As you can see, the inner for has been already vectorized, but Intel Advisor suggests this:

And this is the Trip Count analysis result:

To my understand this means that:

1. Vector length is 8, so it means that 8 floats can be processed at the same time for each loop. This would mean (if I'm not wrong) that data are 32 bytes aligned (even though as I explain here it seems that the compiler think that data is not aligned).
2. On average, 2 cycles are totally vectorized, while 3 cycles are remainder loops. The same goes for Min and Max. Otherwise I don't understand what ; means.

Now my question is: how can I follow Intel Advisor first suggestion? It says to "increase the size of objects and add iterations so the trip count is a multiple of vector length"...Ok, so it's simply sayin' "hey man do this so halfWidth*2+1 (since it goes from -halfWidth to +halfWidth is a multiple of 8)". But how can I do this? If I add random cycles, this would obviously break the algorithm!

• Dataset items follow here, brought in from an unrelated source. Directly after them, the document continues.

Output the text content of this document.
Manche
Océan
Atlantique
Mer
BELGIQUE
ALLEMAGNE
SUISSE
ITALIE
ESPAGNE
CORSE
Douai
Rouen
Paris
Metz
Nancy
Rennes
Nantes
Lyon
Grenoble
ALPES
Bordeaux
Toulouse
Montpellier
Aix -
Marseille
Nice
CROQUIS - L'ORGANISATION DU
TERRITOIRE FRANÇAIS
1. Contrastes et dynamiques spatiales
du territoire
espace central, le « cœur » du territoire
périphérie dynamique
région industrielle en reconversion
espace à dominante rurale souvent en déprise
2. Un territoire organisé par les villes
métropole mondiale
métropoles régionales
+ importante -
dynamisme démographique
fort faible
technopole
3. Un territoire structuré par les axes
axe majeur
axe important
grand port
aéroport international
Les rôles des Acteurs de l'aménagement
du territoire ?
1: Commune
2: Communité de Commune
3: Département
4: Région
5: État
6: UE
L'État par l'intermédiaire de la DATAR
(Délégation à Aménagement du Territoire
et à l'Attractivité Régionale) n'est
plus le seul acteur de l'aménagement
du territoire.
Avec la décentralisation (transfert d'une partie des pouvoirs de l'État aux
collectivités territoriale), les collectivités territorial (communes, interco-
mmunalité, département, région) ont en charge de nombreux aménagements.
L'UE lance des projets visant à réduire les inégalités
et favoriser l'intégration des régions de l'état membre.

The only solution that came to my mind is to add "fake" iterations like this:

const int vectorLength = 8;
const int iterations = halfWidth*2+1;
const int remainder = iterations%vectorLength;

for(int i=0; i<loop+length-remainder; i++){
  //this iteration was not supposed to exist, skip it!
  if(i>halfWidth) 
     continue;
}

Of course this code would not work since it goes from -halfWidth to halfWidth, but it's to make you understand my strategy of "fake" iterations.

About the second option ("Increase the size of static and automatic objects, and use a compiler option to add data padding") I have no idea how to implement this.

Answer 1

First, you have to check Vector Advisor Efficiency metric as well as relative time spent in Loop Remainder compared to Loop Body (see hotspots list in advisor). If efficiency is close to 100% (or time spent in Remainder is very small), then it is not worth effort (and money as MSalters mentioned in comments).

If it is << 100% (and there are no other penalties reported by the tool), then you can either refactor the code to "add fake iterations" (rare users can afford it) or you should try #pragma loop_count for most typical #iterations values (depending on typical halfWidth value).

If halfWIdth is totally random (no common or average values), then there is nothing you can really do with this issue.